If you like a film that glorifies and falsifies the dictatorship of Joseph Stalin then this is for you
This film was made to patronize Joeseph Stalin and warm USA audiences to American-Soviet relations. Warner boss Jack Warner called it the worst mistake of his career. Warner was a supporter of FDR and Roosevelt asked him to have this film made based on the 1941 book by former Ambassador to the USSR (1936-1938) Joseph E. Davies. Several films were made during this time to achieve the same effect like song of Russia, North Star and Counter Attack but this was a film for Stalin to see himself, hand delivered on a yet another mission to Moscow by Davies. This film portrays the brutal dictator Stalin as a fair and just man who has turned his backward country into a progressive industrial and agricultural giant that is moving toward democracy and desires peace and protection of it's borders. It mentions nothing of the one million deaths in the Soviet gulags that happened during Davies' ambassadorial tenure on his mission to Moscow. It glosses over the infamous purge show trials where Stalin rid himself of prominent party leaders where he had 50 of the 54 of the three trials executed under the guise of traitors who were conspiring with Germany and Japan to weaken the USSR. Stalin wanted absolute power but this film portrays these as fair and just trials. The costly Russo-Finnish War of 1939 is described by Davies as simply the Soviets wanting to annex Finland to protect Finland from the Nazi's. 23,000 Finns were killed and 43,000 wounded in this so-called effort to protect them. 127,000 Soviets were killed and 265,000 wounded. There is no mention of Stalin's man-made famine of the 1930's that resulted in the genocide of millions of Ukrainians. Stalin is portrayed as everybody's favorite uncle and FDR wanted Stalin to see how sympathetic we were to to him by having him actually view this film to maneuver a FDR-Stalin meeting in Alaska. FDR sent former Ambassador Davies on another mission to Moscow with this film and a message to Stalin from Roosevelt as to how much he respected him. Davies' successor in Moscow Ambassador William H. Standley was not in the loop on this mission and furious and resigned. Davies screened this film for Stalin. Stalin wasn't that impressed with the film or FDR's intentions and stalled on the Alaska summit. FDR was forced to send Secretary of State Cordell Hull to Moscow and Stalin agreed to a summit in Teheran instead of Alaska which would also include Winston Churchill who FDR didn't want for his proposed Alaska summit.
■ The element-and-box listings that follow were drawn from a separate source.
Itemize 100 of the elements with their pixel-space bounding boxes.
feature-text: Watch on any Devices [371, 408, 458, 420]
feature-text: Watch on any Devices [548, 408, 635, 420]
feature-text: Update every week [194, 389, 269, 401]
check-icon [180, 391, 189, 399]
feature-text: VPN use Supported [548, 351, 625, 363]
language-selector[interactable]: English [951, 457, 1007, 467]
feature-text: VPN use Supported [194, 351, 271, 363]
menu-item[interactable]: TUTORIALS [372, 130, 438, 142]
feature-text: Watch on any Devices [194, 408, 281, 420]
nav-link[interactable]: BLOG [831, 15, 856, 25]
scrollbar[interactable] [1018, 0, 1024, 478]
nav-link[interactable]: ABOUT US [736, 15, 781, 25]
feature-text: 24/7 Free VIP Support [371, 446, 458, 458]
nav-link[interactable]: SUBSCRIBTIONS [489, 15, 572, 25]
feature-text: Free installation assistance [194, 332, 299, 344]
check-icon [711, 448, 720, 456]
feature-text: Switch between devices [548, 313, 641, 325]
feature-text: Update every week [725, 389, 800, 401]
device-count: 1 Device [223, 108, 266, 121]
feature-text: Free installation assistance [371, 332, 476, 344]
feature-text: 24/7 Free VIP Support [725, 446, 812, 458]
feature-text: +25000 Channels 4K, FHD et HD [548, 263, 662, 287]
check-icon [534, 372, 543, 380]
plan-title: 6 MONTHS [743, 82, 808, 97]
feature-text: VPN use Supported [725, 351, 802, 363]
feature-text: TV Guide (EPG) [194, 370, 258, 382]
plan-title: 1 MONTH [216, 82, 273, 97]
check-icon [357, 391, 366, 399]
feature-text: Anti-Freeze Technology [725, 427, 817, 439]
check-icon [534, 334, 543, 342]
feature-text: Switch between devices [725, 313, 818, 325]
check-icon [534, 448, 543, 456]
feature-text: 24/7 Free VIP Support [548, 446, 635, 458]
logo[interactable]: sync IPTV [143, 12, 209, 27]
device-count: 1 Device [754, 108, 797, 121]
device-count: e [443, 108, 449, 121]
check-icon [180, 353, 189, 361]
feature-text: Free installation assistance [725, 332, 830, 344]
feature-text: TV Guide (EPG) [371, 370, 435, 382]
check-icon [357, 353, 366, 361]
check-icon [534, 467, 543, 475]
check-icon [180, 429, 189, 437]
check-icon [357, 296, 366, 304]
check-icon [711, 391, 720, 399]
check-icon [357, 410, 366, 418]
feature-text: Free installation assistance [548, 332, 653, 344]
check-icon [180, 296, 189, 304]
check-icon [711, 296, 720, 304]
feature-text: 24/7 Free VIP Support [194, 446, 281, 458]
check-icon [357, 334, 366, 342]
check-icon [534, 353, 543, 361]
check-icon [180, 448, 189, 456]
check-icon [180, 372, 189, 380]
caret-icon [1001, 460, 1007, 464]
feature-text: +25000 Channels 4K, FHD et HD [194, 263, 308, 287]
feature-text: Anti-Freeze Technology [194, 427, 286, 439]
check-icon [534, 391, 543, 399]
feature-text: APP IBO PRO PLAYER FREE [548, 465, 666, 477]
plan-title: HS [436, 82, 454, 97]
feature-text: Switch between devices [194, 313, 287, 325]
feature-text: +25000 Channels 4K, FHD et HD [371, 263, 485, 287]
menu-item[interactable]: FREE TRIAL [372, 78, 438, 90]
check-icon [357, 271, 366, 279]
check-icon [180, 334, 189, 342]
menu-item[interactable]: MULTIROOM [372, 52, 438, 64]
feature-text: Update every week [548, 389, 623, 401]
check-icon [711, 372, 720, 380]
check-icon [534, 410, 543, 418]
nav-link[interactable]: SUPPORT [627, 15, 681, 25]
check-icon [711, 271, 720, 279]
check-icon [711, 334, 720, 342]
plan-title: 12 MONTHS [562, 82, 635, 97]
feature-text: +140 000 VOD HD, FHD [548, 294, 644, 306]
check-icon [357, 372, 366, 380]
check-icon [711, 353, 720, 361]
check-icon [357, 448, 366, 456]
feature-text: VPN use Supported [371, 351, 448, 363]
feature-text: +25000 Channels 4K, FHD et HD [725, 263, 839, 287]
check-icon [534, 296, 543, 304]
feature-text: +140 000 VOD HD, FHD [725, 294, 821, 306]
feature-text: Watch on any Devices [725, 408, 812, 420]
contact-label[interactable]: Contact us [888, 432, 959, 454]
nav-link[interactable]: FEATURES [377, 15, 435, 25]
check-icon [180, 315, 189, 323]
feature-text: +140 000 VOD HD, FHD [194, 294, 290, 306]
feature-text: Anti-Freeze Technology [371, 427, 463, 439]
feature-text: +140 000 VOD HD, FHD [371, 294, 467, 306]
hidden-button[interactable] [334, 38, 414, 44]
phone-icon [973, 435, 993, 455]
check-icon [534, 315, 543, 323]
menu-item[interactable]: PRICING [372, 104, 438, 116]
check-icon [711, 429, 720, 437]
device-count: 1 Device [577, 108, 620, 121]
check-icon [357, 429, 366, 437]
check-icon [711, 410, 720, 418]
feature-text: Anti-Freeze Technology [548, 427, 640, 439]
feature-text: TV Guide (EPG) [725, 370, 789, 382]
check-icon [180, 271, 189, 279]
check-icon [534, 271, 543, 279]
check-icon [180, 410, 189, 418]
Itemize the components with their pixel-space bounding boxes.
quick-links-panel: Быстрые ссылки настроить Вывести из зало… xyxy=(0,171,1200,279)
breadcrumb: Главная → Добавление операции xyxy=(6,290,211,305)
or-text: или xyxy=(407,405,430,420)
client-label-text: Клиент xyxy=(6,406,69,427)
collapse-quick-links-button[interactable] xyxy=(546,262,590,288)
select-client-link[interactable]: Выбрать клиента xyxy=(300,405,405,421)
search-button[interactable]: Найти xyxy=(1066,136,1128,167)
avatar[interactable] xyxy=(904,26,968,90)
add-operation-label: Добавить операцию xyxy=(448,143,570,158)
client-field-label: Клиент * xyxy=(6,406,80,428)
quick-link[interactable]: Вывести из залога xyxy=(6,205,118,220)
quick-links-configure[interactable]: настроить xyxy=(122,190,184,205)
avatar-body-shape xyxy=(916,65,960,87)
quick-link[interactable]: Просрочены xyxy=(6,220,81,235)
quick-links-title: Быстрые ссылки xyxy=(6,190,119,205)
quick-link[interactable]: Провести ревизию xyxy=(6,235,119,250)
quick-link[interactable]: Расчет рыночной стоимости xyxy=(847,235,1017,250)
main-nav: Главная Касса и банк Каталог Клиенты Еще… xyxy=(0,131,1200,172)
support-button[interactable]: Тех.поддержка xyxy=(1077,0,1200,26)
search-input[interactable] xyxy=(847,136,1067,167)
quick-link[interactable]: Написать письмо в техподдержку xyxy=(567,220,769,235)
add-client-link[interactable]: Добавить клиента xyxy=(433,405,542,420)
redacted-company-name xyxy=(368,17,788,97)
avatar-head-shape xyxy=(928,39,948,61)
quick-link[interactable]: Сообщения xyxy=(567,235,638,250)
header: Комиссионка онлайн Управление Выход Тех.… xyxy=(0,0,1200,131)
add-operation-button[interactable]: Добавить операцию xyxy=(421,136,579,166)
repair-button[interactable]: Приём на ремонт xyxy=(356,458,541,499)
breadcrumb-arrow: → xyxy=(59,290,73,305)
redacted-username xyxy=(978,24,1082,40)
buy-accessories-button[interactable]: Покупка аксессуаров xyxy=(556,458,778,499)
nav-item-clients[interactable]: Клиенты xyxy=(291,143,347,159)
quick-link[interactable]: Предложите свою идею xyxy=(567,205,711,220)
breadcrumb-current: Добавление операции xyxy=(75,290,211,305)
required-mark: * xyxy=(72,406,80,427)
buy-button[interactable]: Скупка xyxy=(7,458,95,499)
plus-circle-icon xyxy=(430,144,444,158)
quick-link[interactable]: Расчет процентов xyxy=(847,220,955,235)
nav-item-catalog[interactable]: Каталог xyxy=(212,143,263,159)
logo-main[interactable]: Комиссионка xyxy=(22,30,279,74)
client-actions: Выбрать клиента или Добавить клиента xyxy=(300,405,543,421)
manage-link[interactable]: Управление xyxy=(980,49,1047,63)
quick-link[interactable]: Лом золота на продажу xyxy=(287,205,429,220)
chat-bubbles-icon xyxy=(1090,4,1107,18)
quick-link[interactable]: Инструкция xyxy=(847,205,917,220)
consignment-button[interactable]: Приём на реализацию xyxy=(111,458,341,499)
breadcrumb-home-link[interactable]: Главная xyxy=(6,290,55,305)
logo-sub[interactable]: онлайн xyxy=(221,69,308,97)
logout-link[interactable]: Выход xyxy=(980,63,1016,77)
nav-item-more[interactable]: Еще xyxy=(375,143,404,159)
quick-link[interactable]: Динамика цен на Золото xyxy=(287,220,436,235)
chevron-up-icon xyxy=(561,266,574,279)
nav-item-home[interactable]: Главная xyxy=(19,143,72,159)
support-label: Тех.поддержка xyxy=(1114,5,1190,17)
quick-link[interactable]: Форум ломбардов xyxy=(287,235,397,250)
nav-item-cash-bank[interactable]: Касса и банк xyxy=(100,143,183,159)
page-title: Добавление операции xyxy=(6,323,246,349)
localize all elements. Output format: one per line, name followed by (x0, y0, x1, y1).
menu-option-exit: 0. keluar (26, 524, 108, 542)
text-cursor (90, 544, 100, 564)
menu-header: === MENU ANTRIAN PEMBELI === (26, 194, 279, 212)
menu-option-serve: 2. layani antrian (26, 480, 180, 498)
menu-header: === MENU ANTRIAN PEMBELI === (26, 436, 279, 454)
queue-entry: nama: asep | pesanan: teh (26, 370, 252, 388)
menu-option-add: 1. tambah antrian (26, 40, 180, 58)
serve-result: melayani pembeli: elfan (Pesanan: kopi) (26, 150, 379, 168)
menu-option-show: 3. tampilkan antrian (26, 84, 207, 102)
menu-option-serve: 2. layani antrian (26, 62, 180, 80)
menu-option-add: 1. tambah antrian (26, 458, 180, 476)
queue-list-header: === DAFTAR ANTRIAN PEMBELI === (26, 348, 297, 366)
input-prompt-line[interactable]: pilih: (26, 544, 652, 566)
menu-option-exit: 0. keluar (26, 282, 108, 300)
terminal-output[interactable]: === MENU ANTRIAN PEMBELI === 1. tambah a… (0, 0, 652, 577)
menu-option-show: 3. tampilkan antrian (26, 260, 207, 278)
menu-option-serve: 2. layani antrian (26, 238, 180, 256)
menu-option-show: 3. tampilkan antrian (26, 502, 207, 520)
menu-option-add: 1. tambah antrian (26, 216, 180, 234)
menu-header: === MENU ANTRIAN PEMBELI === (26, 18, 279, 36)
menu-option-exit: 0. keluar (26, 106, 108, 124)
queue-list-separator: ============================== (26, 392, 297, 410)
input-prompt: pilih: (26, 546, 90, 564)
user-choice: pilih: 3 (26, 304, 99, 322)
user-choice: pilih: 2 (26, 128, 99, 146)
Michael Curtiz is the director and the film looks good from an artistic standpoint. Curtiz was best known for Casablanca and after starting out as an important European director in the teens and twenties he moved to Hollywood and became an important filmmaker. Howard Koch who wrote screenplays for such films as Casablanca adapted the Davies' book for the screen which later got him blacklisted from Hollywood. Bert Glendon who did such films as Hotel Imperial and The Ten Commandments in the 20's, Kidnapped and Young Mr. Linclon in the 30's and One Night in Lisbon and Our Town in the 40's is the film's cinematographer. This film was nominated for an Academy Award for Best Art Direction and stars FDR's favorite actor Walter Huston as Ambassador Davies. Also in the talented cast are Ann Harding, George Tobias, Oscar Homolka, Eleanor Parker, Gene Lockhart, Frank Faylen and Cyd Charisse. You can enjoy the documentary style approach to this film and the skills of it's renowned filmmakers and big studio production but you can't get past a propaganda film that glorifies the Stalin dictatorship. I would give it a 4.5 out of 10.